Kennedy's post-tour exhaustion runs parallel to the recording process of the new Lefty's Deceiver album Cheats (My Pal God). In the midst of last August's heat wave, Lefty's was holed up sans climate control in McTear's Manayunk studio, rushing to lay down tracks over three weeks before Kennedy hit the road with MPPA in the fall.
"Last summer had a record number of days over 90 degrees and we recorded probably on half of them," says Muller. "We all lost weight."
The experience was actually Muller's first foray into the complete Lefty's Deceiver music-making procedure. Already a friend and collaborator of Williams (the two, along with Undergirl drummer Frank Domanico, were involved in a short-lived experimental outfit), she joined in June 2001 after the restructuring of her previous group, Rhode Island, and the departure of former Lefty's bassist Ed Hogarty. Muller played a series of shows with Kennedy and Williams to get acclimated to her new group's back catalog before the three buckled down to write Cheats.
"The speed of things took a little time to get used to since these guys have done it a lot longer than me," she recalls. "But on this tour I finally started to feel comfortable." Maybe it was the sauna-esque conditions in the studio, but as Williams tells it, Muller and Kennedy locked onto a catchy rhythmic groove early in the process. The relaxed chemistry is evident in the album's surface simplicity.
The intricate math rock from Lefty's Deceiver's days of yore is played down on this 10-song set in favor of a pure pop foundation. The storytelling Philadelphia rumination "East Coast Traffic" quickly stands out with jangling single-note progressions and a hummable melody, while Muller points out that disco-fied gem "Cincinnati on Replay" is essentially comprised of a single guitar chord strummed ad infinitum.
"I've gradually gotten to the point where I only want to play songs that are fun to play," says Williams. "Maybe they aren't as cerebral as they once were. In the past, I've shown up to practice with all these complicated parts that we really have to pick apart to figure out what timing it's all in. But I think we've gotten better at making intelligent music and being subtle about it."

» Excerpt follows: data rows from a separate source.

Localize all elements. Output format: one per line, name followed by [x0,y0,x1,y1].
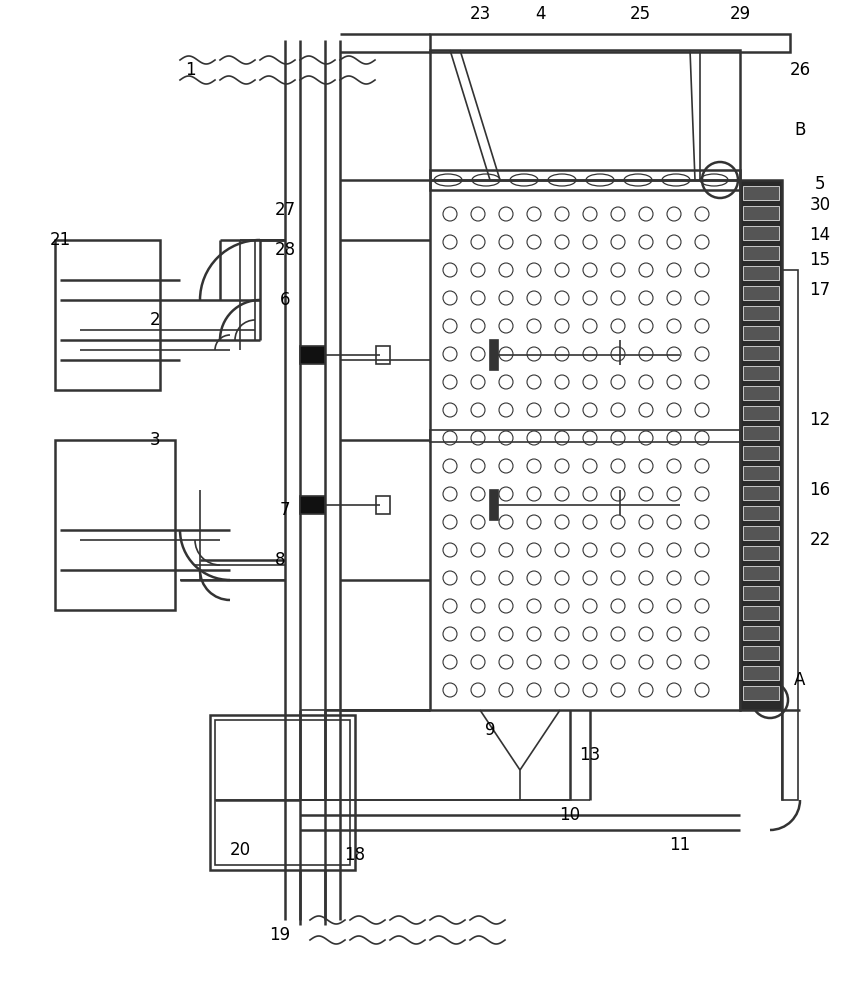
Bar [376,496,390,514]
Bar [743,286,779,300]
Bar [743,586,779,600]
Text: 6: 6 [280,291,290,309]
Text: 2: 2 [150,311,160,329]
Ellipse shape [434,174,462,186]
Text: 20: 20 [229,841,251,859]
Text: 30: 30 [809,196,830,214]
Text: 23: 23 [469,5,491,23]
Text: 29: 29 [729,5,750,23]
Bar [430,34,790,52]
Ellipse shape [662,174,690,186]
Bar [743,246,779,260]
Ellipse shape [586,174,614,186]
Text: 16: 16 [809,481,830,499]
Bar [743,566,779,580]
Bar [743,666,779,680]
Text: 19: 19 [269,926,290,944]
Ellipse shape [624,174,652,186]
Bar [215,720,350,865]
Text: 21: 21 [50,231,71,249]
Bar [743,606,779,620]
Bar [743,266,779,280]
Text: 18: 18 [344,846,365,864]
Text: 1: 1 [184,61,195,79]
Text: 17: 17 [809,281,830,299]
Text: B: B [794,121,806,139]
Bar [743,366,779,380]
Bar [743,426,779,440]
Bar [782,270,798,800]
Text: 4: 4 [535,5,546,23]
Text: 10: 10 [559,806,581,824]
Bar [743,386,779,400]
Bar [490,340,498,370]
Text: 7: 7 [280,501,290,519]
Bar [300,496,325,514]
Bar [430,170,740,190]
Text: 5: 5 [815,175,825,193]
Bar [430,180,740,710]
Text: 14: 14 [809,226,830,244]
Text: 3: 3 [150,431,160,449]
Bar [743,546,779,560]
Bar [743,506,779,520]
Bar [430,430,740,442]
Text: 9: 9 [485,721,495,739]
Text: 26: 26 [790,61,811,79]
Text: 28: 28 [274,241,296,259]
Bar [743,626,779,640]
Bar [743,206,779,220]
Text: 25: 25 [630,5,651,23]
Ellipse shape [472,174,500,186]
Text: 13: 13 [579,746,600,764]
Bar [743,446,779,460]
Bar [743,486,779,500]
Bar [743,466,779,480]
Bar [376,346,390,364]
Text: A: A [794,671,806,689]
Text: 27: 27 [274,201,296,219]
Text: 12: 12 [809,411,830,429]
Bar [743,646,779,660]
Bar [55,440,175,610]
Bar [743,326,779,340]
Bar [300,346,325,364]
Text: 15: 15 [809,251,830,269]
Bar [55,240,160,390]
Bar [743,186,779,200]
Ellipse shape [510,174,538,186]
Bar [743,526,779,540]
Bar [743,346,779,360]
Bar [490,490,498,520]
Bar [740,180,782,710]
Bar [743,306,779,320]
Bar [743,226,779,240]
Bar [743,406,779,420]
Text: 11: 11 [669,836,690,854]
Bar [743,686,779,700]
Text: 22: 22 [809,531,830,549]
Bar [430,50,740,180]
Text: 8: 8 [274,551,285,569]
Ellipse shape [548,174,576,186]
Bar [210,715,355,870]
Ellipse shape [700,174,728,186]
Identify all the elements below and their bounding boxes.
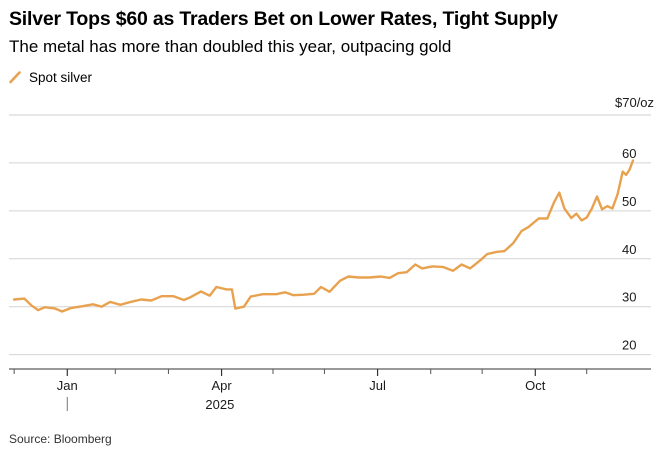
legend-swatch-spot-silver <box>9 71 21 84</box>
chart-title: Silver Tops $60 as Traders Bet on Lower … <box>9 8 558 30</box>
chart-subtitle: The metal has more than doubled this yea… <box>9 37 452 56</box>
legend: Spot silver <box>9 68 92 86</box>
x-tick-label-apr: Apr <box>211 378 232 393</box>
series-line-spot-silver <box>12 159 635 313</box>
x-year-label: 2025 <box>205 397 234 412</box>
x-tick-label-jul: Jul <box>369 378 386 393</box>
y-tick-label-40: 40 <box>622 242 636 257</box>
y-tick-label-30: 30 <box>622 290 636 305</box>
x-tick-label-jan: Jan <box>57 378 78 393</box>
legend-label-spot-silver: Spot silver <box>29 69 93 85</box>
x-tick-label-oct: Oct <box>525 378 546 393</box>
y-tick-label-50: 50 <box>622 194 636 209</box>
y-tick-label-20: 20 <box>622 338 636 353</box>
y-axis-label: $70/oz <box>615 95 654 110</box>
y-tick-label-60: 60 <box>622 146 636 161</box>
source-note: Source: Bloomberg <box>9 432 112 446</box>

As Lefty's spent this spring caravaning around the country with hometown friends (and sporting Burning Brides T-shirts), the tour seemed true to its handle. It wasn't your everyday trek in support of a new record, it was a genuine awareness-builder for the Philly scene, and the bandmates describe being questioned post-show by crowd members who wanted to know what it was all about.
Williams says the lack of a common sound among Philly indie rock bands -- probably the scene's most fascinating aspect -- made it difficult for some people to grasp. "There's this perception that bands from Chicago sound like a certain thing, bands from D.C. sound like a certain thing," he says. "There really is no way to pigeonhole Philadelphia like that."
But he says the sonic disparity was reflected in the lineup, which ranged from the band's own "jump-around rock 'n' roll" to MPPA's elegant string-based chamber pop to McTear's acoustic folk with Bitter, Bitter Weeks. And, for the most part, Lefty's reports that the mix went over swimmingly.
"The audiences were surprisingly attentive for all three sets," says Muller. "They really did look at it as all one show. It gave the impression of Philadelphia being a cooperative place where people who didn't necessarily dress the same or listen to the same music can still share, um, a tour?"
The group collectively chuckles and Kennedy muses, "We're ambassadors."
Leftys Deceiver plays Fri., May 9, 9:30 p.m., $8, with Matt Pond PA and Bitter, Bitter Weeks, UACA Hall, 847 N. Franklin St., www.mypalgodrecords.com.